Mİkhail Bakhtin’in Dostoyevski Okuması Paralelinde Ahmet Hamdi Tanpınar ve Huzur Romanı’na Bakmak
(The view of Ahmed Hamdi Tanpınar and His Novel named as “Huzur” in the Parellel of Reading Dosteyevsky of Mikail Bakhtin
)
Yazar
|
:
İlkay Demirkürek
|
|
Türü |
:
Araştırma Makalesi
|
Baskı Yılı |
:
2012
|
Sayı |
:
69
|
Sayfa |
:
195-206
|
1740 1215
|
Özet
Diyalog, çokseslilik, melezleşme bir yandan olguların kendilerinde kaçınılmaz
olarak bulunan özellikler, bir yandan da peşinden koşulması, gerçekleşmeleri için
çaba gösterilmesi gereken ahlaki, toplumsal değerlerdir. Romanın yapısı gereği diyalojik,
olduğunu ifade eden Bakhtin’nin Dostoyevski okuması paralelinde Ahmet
Hamdi Tanpınar okumasını içeren bu çalışma bu anlamda Huzur romanını merkez
almaktadır. Bakhtin; Dostoyevski’nin romanlarının diyalojik olduğunu hatta Tolstloy,
Turgenyev gibi yazarların yapıtlarının Dostoyevski’nin yapıtlarına göre daha
az romansı, daha monolojik olduğunu belirtmektedir. Dostoyeski’nin yapıtları ile
“karnaval” ve “Sokratik diyalog” arasında temel paralellikler kuran Bakhtin; Dostoyevski
yapıtlarının serüven romanlarıyla da sıkı bir ilişkisi bulunduğunu ifade
etmektedir.
Ahmet Hamdi Tanpınar’ın Huzur romanında yukarıda bahsi geçen diyalojikliğin
izi sürüldüğünde; zaman zaman ve bazı noktalarda diyalojikliğin açığa çıktığı
görülmektedir. Fakat zaman zaman klasik romanın kapanmalarının gerçekleştiğini
söylemek gerekmektedir. Tanpınar, diyalojikliğini neredeyse tek kahraman üzerinden
kurar. Suad, Dostoyevski kahramanlarından farksızdır. Tuhaf, zaman zaman
gülünç, hakikati arayan, skandal konuşmalar yapan, uyumsuz ve uygunsuz biridir.
Diyalojik romanın ana unsurlarını görmek mümkündür, beklenmedik değişimler,delilik sınırında tutkular ve delilik ve intihar sınırında kişiler, sabitlenmeyen karakterler.
Roman içinde çelişkili, fikirler kahramanlar tarafından sergilenir fakat bu
yargılamaya sebep olmaz. Romanın sonunda bu fikirlerin sahibi kahramanları
değiştirip dönüştürerek, belli bir anlam sabitlenmesine engel olur. Romanın sonunu
belirsiz bırakarak Tanpınar, okuyucuya boşlukları tamamlama imkanı sunmuştur.
Anahtar Kelimeler
Bakhtin, Dostoyevski, Tanpınar, Diyalojiklik, Roman, Huzur
Abstract
Dialogue, polyphony, miscegenation as well as characteristics held by the facts
inevitably are moral and social values that required to be gone after and to be made
an endeavor in order to achieve them.
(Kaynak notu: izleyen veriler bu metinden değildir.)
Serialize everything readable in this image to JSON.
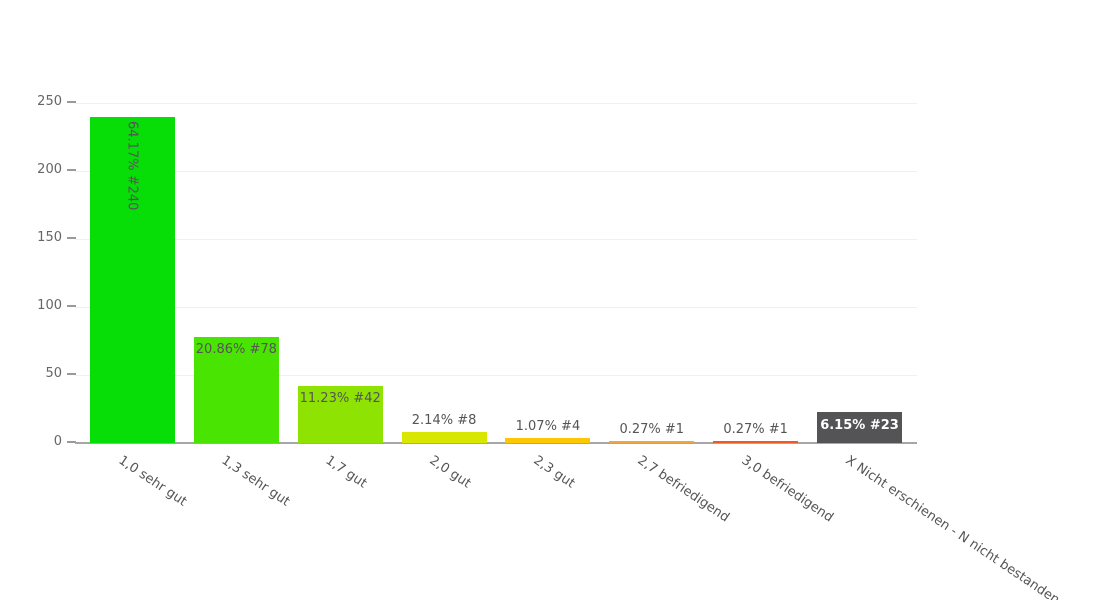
{
  "chart_data": {
    "type": "bar",
    "title": "",
    "categories": [
      "1,0 sehr gut",
      "1,3 sehr gut",
      "1,7 gut",
      "2,0 gut",
      "2,3 gut",
      "2,7 befriedigend",
      "3,0 befriedigend",
      "X Nicht erschienen - N nicht bestanden"
    ],
    "values": [
      240,
      78,
      42,
      8,
      4,
      1,
      1,
      23
    ],
    "bars": [
      {
        "category": "1,0 sehr gut",
        "value": 240,
        "label": "64.17% #240",
        "color": "#07dd07",
        "label_placement": "inside-vertical"
      },
      {
        "category": "1,3 sehr gut",
        "value": 78,
        "label": "20.86% #78",
        "color": "#49e402",
        "label_placement": "inside"
      },
      {
        "category": "1,7 gut",
        "value": 42,
        "label": "11.23% #42",
        "color": "#8fe303",
        "label_placement": "inside"
      },
      {
        "category": "2,0 gut",
        "value": 8,
        "label": "2.14% #8",
        "color": "#d9e600",
        "label_placement": "above"
      },
      {
        "category": "2,3 gut",
        "value": 4,
        "label": "1.07% #4",
        "color": "#fdc705",
        "label_placement": "above"
      },
      {
        "category": "2,7 befriedigend",
        "value": 1,
        "label": "0.27% #1",
        "color": "#f2a43d",
        "label_placement": "above"
      },
      {
        "category": "3,0 befriedigend",
        "value": 1,
        "label": "0.27% #1",
        "color": "#ed5a26",
        "label_placement": "above"
      },
      {
        "category": "X Nicht erschienen - N nicht bestanden",
        "value": 23,
        "label": "6.15% #23",
        "color": "#545456",
        "label_placement": "inside-contrast"
      }
    ],
    "xlabel": "",
    "ylabel": "",
    "yticks": [
      0,
      50,
      100,
      150,
      200,
      250
    ],
    "ylim": [
      0,
      250
    ],
    "grid": "horizontal-only",
    "legend": "none",
    "label_rotation_deg": 34,
    "colors_note": {
      "grid": "#f0f0f0",
      "axis_line": "#a6a6a6",
      "tick_text": "#666666",
      "bar_label_text": "#555555",
      "last_bar_label_text": "#ffffff"
    }
  }
}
This study which includes reading of Ahmet
Hamdi Tanpınar in line with reading of Dostoyevsky by Bakhtin who stated that
the novel is dialogic pursuant to its design, centralizes the novel Huzur. Bakhtin
states that Dostoyevsky’s novels are dialogic and works of authors such as Tolstoy,
Turgenev are even less novel – like and more monologic compared with works of
Dostoyevsky. Finding fundamental parallelism between works of Dostoyevsky and
“carnival” and “Socratic dialogue” Bakhtin argues that works of Dostoyevsky also
have a close relationship with adventure novels.
If trace of the dialogic being mentioned above is sought in Huzur, a novel by Ahmet
Hamdi Tanpınar, it is seen that dialogic being exposes occasionally and at some
points. However, it should be noted that there closing of classical novel occurs occasionally.
Tanpınar establishes the dialogic being over a single protagonist. Suad is
alike with Dostoyevsky’s protagonists. She is a curious, sometimes foolish, seeking
for the reality, making scandal speeches, absurd and unfitting person. It is possible
to see main components of a dialogic novel – unexpected changes, passion close to
the boundaries of madness and persons on the border of craziness and suicide, inconstant
characters. Protagonists exhibits contradictory ideas within the novel but it
does not lead a judgment. Changing, transforming the protagonists who have these
ideas, at the end of novel he impedes certain denotation stability. Leaving the end of
novel uncertain, Tanpınar enables the audience to fill the gaps.